In third grade we were doing a project about the calendar and one of my classmates put a Nov. 31 on it, to which I reacted with crushing irritation, there simply being no Nov. 31. I let him know that I was an expert, having my birthday on Nov. 30, the last day of November. 

So is John Fowles a fool or has there been some kind of proofreading error? In any case, his entry for Nov. 31, 1961, a day that never was, begins: “On the surgeon’s report it said: ‘Virtually hopeless.’”

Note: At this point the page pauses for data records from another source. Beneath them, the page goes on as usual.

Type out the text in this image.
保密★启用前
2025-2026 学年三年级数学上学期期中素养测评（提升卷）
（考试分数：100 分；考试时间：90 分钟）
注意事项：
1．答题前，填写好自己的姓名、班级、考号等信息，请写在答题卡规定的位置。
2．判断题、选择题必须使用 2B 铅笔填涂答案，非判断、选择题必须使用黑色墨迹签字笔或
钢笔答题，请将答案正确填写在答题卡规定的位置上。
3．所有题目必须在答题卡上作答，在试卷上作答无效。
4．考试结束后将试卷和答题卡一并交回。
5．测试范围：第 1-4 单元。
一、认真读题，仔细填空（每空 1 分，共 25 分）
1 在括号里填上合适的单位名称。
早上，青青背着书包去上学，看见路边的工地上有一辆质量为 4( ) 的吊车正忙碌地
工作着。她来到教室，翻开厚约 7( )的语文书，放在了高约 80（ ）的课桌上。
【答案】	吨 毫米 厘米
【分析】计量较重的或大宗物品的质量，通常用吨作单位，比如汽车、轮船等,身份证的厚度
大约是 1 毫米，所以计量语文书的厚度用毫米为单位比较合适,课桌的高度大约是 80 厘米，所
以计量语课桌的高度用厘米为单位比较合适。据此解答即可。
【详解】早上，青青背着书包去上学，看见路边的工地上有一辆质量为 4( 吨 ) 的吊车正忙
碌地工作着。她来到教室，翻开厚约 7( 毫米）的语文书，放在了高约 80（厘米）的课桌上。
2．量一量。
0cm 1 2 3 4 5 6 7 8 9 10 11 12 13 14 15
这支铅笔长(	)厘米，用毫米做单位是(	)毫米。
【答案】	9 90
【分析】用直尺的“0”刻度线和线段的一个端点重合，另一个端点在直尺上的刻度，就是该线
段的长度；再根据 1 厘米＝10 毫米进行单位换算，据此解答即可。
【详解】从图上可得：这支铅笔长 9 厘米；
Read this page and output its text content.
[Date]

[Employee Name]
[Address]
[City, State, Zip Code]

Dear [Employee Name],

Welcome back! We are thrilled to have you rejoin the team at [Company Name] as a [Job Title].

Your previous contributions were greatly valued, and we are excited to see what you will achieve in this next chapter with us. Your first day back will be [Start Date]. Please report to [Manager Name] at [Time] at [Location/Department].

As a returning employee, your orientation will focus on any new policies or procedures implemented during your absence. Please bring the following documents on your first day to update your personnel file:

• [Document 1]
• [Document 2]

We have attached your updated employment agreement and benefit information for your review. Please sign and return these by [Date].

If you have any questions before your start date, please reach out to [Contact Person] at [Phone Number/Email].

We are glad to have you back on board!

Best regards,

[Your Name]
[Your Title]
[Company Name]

I can only agree. I hope this won’t happen again.

Toast
As I approach the end of Swann’s Way, I did some reading about the book, and one article told me the madeleine immortalized by Proust was in earlier drafts just a piece of toast. I was disheartened by this - I had been so content to think the rhapsody on this little cake came quickly and naturally, that he had been storing it up a long time, looking for an opportunity to extol upon the madeleine’s taste and texture. And yet it might as well have been a piece of toast, or a pretzel stick, or the heel of an stale baguette.

But my disappointment was temporary: I am glad he abandoned the toast, and that he was able to turn so many crumbs into a hymnal of memory and the senses.

1 comment:

Kathleen said...

So you're saying November 31 is toast?